Wie hat sich die Mitgliederzahl der DAV in den vergangenen Jahren entwickelt?
Guido Bader: Der Beruf des Aktuars erfreut sich seit Jahren steigender Beliebtheit. Hierzu hat nicht zuletzt die Einführung des neuen europäischen Aufsichtsregimes für Versicherungen, Solvency II, beigetragen. Für die Versicherungsmathematiker eröffnet Solvency II zahlreiche neue Aufgabengebiete, wodurch der Bedarf an hoch qualifizierten Aktuarinnen und Aktuaren noch einmal deutlich gestiegen ist. Während die DAV 2012 noch rund 3.800 Mitglieder zählte, sind es inzwischen knapp 5.000. Ferner stehen derzeit rund 1.600 meist jüngere Finanz- und Versicherungsmathematiker nach entsprechendem Hochschulstudium im geregelten Ausbildungsgang zum Aktuar.

Wie ist das Geschlechterverhältnis unter den Personen, die in der Ausbildung zum Aktuar sind?
Guido Bader: Der Beruf des Aktuars galt über viele Jahrzehnte als eine reine Männerdomäne. Mittlerweile entscheiden sich aber auch immer mehr Frauen für den Beruf. Während unter den DAV-Mitgliedern jedes dritte weiblich ist, sind mittlerweile 43 Prozent der Kandidaten in Ausbildung für die Mitgliedschaft Frauen. Eine Entwicklung, die sich auch in den Studienstatistiken deutscher Hochschulen wiederfindet, wo der Frauenanteil in den so genannten MINT-Fächern in den vergangenen Jahren kontinuierlich gestiegen ist.

Die DAV modernisierte vor einiger Zeit ihren Webauftritt. Wie ist die Resonanz auf Ihre Internetseite www.werde-aktuar.de?
Guido Bader: Wir sind mit dem Feedback auf die Website mehr als zufrieden. Unsere Seite hat sich binnen eines halben Jahres zum ersten Anlaufpunkt speziell für Studierende entwickelt, die sich für den Beruf des Aktuars interessieren. Dies zeigt sich auch in der deutlich gestiegenen Bewerberzahl auf die Praktikumsstellen, die die DGVFM-Förderunternehmen auf der Website schalten können. Wir werden in den kommenden Monaten die Website weiter ausbauen und so den Usern noch umfangreichere Informationen zur Verfügung stellen.

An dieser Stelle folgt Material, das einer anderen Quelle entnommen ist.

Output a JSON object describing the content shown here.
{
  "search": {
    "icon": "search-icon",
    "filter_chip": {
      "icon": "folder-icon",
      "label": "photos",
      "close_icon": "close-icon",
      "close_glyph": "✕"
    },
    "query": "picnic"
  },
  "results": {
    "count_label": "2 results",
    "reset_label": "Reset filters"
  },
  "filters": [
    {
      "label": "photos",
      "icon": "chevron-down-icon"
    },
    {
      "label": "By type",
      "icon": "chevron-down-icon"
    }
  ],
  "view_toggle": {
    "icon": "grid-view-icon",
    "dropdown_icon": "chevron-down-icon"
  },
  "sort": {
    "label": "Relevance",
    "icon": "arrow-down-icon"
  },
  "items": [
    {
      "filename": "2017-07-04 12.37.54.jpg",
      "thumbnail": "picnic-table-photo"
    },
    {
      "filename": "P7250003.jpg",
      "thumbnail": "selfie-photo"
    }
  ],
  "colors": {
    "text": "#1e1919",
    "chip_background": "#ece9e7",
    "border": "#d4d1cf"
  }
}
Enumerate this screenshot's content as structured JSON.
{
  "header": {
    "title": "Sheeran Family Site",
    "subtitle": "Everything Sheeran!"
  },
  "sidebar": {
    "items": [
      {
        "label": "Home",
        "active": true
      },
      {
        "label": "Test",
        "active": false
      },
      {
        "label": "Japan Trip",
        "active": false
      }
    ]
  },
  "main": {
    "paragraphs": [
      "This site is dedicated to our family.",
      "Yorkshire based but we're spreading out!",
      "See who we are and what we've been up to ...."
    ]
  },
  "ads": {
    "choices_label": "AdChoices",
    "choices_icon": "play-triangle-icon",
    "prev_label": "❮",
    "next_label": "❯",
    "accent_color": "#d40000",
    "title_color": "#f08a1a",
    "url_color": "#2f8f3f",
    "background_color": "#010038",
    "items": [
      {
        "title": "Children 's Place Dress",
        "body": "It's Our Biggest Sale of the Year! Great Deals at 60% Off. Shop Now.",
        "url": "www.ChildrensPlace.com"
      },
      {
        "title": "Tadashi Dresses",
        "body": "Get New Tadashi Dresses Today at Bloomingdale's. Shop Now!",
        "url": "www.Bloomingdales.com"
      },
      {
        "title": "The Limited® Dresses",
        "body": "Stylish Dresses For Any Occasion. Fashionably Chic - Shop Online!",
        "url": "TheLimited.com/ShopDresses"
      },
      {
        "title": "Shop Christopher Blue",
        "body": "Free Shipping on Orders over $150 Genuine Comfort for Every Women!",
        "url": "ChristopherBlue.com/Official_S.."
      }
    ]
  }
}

Wie wird sich die Nachfrage nach Aktuaren in den kommenden Jahren entwickeln?

Guido Bader: Aktuare werde auch in Zukunft eine tragende Säule in den Unternehmen spielen. Dabei werden sich ihre Aufgaben durch die Herausforderungen der Digitalisierung verändern. Dies hat auch die DAV längst für sich erkannt und vor diesem Hintergrund sowohl ihr Aus- als auch Weiterbildungssystem überarbeitet. Ab 2018 wird in der Aktuarausbildung ein deutlich größerer Schwerpunkt auf den Themenbereichen Risikomanagement und Data Analysis liegen.

Warum dies?
Guido Bader: Die Versicherer werden zweifellos mehr denn je Mitarbeiter benötigen, die die quantitativen, methodischen Grundlagen der digitalisierten Welt exzellent beherrschen. Auch in der Weiterbildung steht die Thematik "Actuarial Data Science" ganz oben auf der Tagesordnung. Das ist inzwischen ein integraler Bestandteil unserer großen Kongresse.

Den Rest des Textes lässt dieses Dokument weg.